Queremos apelar a todos, para que não deixem que esta visita do Santo Padre se esgote num mero acontecimento passageiro, porventura muito participado e festivo, mas que seja antes uma semente que germine e dê frutos de renovação espiritual, apostólica e social.
Fátima, 1 de Março de 2010

PERCURSO DA VISITA DO PAPA A PORTUGAL

Está confirmada a visita oficial de Bento XVI a Portugal. Quatro dias com missas que começam em Lisboa, passam por Fátima, durante o 13 de Maio, e terminam no Porto.
A Conferência Episcopal Portuguesa e a Presidência da República confirmaram a visita do Papa Bento XVI a Portugal, de 11 a 14 de Maio de 2010.
11 Maio
Bento XVI tem chegada prevista a Portugal, via Lisboa, às 11 horas. A cerimónia de boas vindas realiza-se no Mosteiro dos Jerónimos, seguindo-se uma visita de cortesia ao Presidente da República, no Palácio de Belém.
No final da tarde terá lugar na cidade de Lisboa uma missa, em local ainda a definir, que poderá ser o Terreiro do Paço.
12 Maio
Bento XVI tem programado um encontro com agentes da Cultura, no Centro Cultural de Belém, em Lisboa, seguido de um encontro com o primeiro-ministro, José Sócrates.
À tarde, o Papa segue de helicóptero para Fátima, onde visitará a Capelinha das Aparições. À saída de Lisboa, o helicóptero irá sobrevoar o Santuário do Cristo Rei, em Almada.
Já em Fátima, acontecerão as vésperas com presbíteros, religiosos, seminaristas e diáconos, na Igreja da Santíssima Trindade. Bento XVI participará na recitação do rosário e bênção das velas.
13 Maio
O Papa irá presidir às celebrações do 13 de Maio. Depois está previsto um almoço com os bispos de Portugal e Séquito papal.
O encontro com as organizações da Pastoral social acontecerá à tarde, na Igreja da Santíssima Trindade.

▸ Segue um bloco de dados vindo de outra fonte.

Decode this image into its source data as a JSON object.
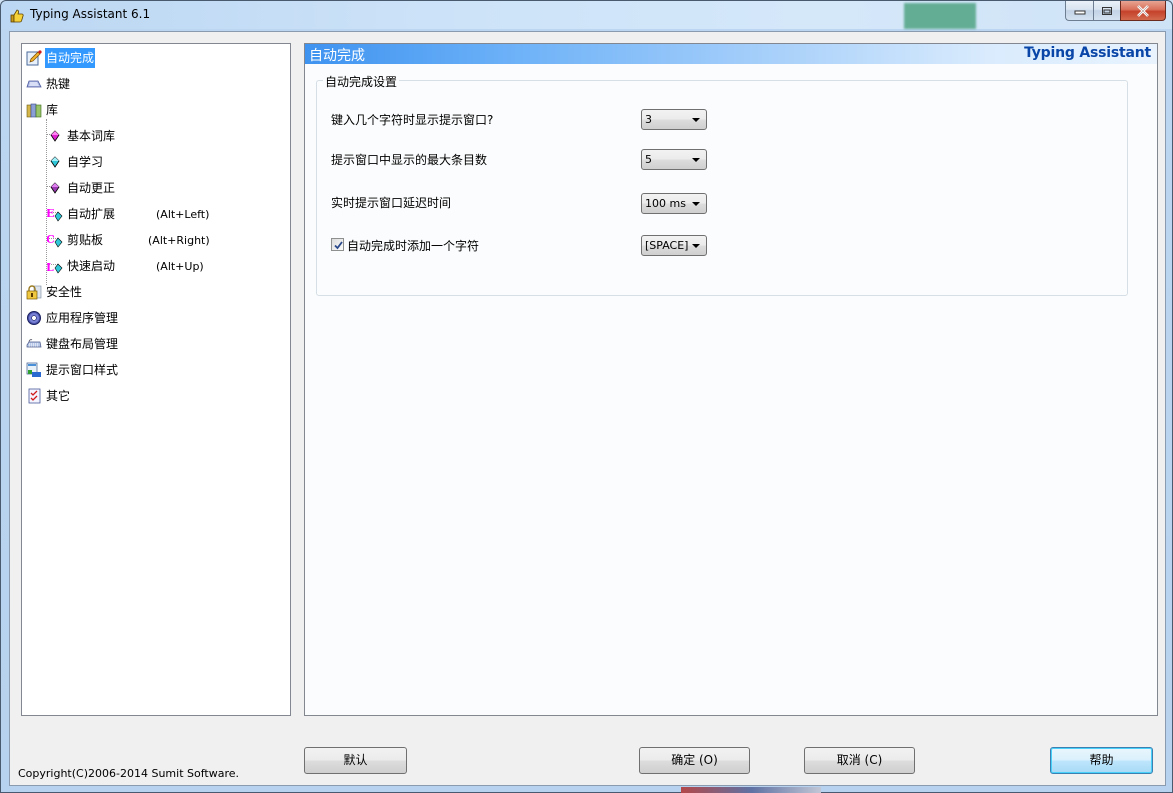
{
  "window": {
    "title": "Typing Assistant 6.1",
    "caption_buttons": [
      "minimize",
      "maximize",
      "close"
    ]
  },
  "tree": {
    "items": [
      {
        "label": "自动完成",
        "icon": "pencil-note-icon",
        "selected": true,
        "level": 0
      },
      {
        "label": "热键",
        "icon": "keyboard-key-icon",
        "selected": false,
        "level": 0
      },
      {
        "label": "库",
        "icon": "books-icon",
        "selected": false,
        "level": 0
      },
      {
        "label": "基本词库",
        "icon": "magenta-gem-icon",
        "selected": false,
        "level": 1
      },
      {
        "label": "自学习",
        "icon": "cyan-gem-icon",
        "selected": false,
        "level": 1
      },
      {
        "label": "自动更正",
        "icon": "purple-gem-icon",
        "selected": false,
        "level": 1
      },
      {
        "label": "自动扩展",
        "icon": "letter-e-gem-icon",
        "hotkey": "(Alt+Left)",
        "selected": false,
        "level": 1
      },
      {
        "label": "剪贴板",
        "icon": "letter-c-gem-icon",
        "hotkey": "(Alt+Right)",
        "selected": false,
        "level": 1
      },
      {
        "label": "快速启动",
        "icon": "letter-l-gem-icon",
        "hotkey": "(Alt+Up)",
        "selected": false,
        "level": 1
      },
      {
        "label": "安全性",
        "icon": "lock-icon",
        "selected": false,
        "level": 0
      },
      {
        "label": "应用程序管理",
        "icon": "gear-icon",
        "selected": false,
        "level": 0
      },
      {
        "label": "键盘布局管理",
        "icon": "keyboard-icon",
        "selected": false,
        "level": 0
      },
      {
        "label": "提示窗口样式",
        "icon": "window-style-icon",
        "selected": false,
        "level": 0
      },
      {
        "label": "其它",
        "icon": "checklist-icon",
        "selected": false,
        "level": 0
      }
    ]
  },
  "panel": {
    "title": "自动完成",
    "brand": "Typing Assistant",
    "group_title": "自动完成设置",
    "settings": [
      {
        "label": "键入几个字符时显示提示窗口?",
        "value": "3"
      },
      {
        "label": "提示窗口中显示的最大条目数",
        "value": "5"
      },
      {
        "label": "实时提示窗口延迟时间",
        "value": "100 ms"
      },
      {
        "label": "自动完成时添加一个字符",
        "value": "[SPACE]",
        "checkbox": true,
        "checked": true
      }
    ]
  },
  "footer": {
    "copyright": "Copyright(C)2006-2014  Sumit Software.",
    "buttons": {
      "default": "默认",
      "ok": "确定 (O)",
      "cancel": "取消 (C)",
      "help": "帮助"
    }
  },
  "colors": {
    "selection": "#3399ff",
    "header_gradient_start": "#3e93f0",
    "brand_text": "#0a46a8",
    "hotkey_letter": "#ff00ff"
  }
}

Já ao final da tarde terá lugar na Casa de Nossa Senhora do Carmo um encontro com os bispos de Portugal.
14 Maio
Bento XVI despede-se da Casa Nossa Senhora do Carmo na manhã do dia 14, último dia da visita, deslocando-se depois para o heliporto da Serra do Pilar, em Vila Nova de Gaia. A chegada ao heliporto está prevista para as 9.30 horas.
O Papa vai celebrar uma missa na Avenida dos Aliados, às 10.15 horas.
Para as 13:30 está marcada a cerimónia de despedida no Aeroporto Internacional do Porto e, às 14 horas, Bento XVI embarca, no Aeroporto Sá Carneiro, para Roma.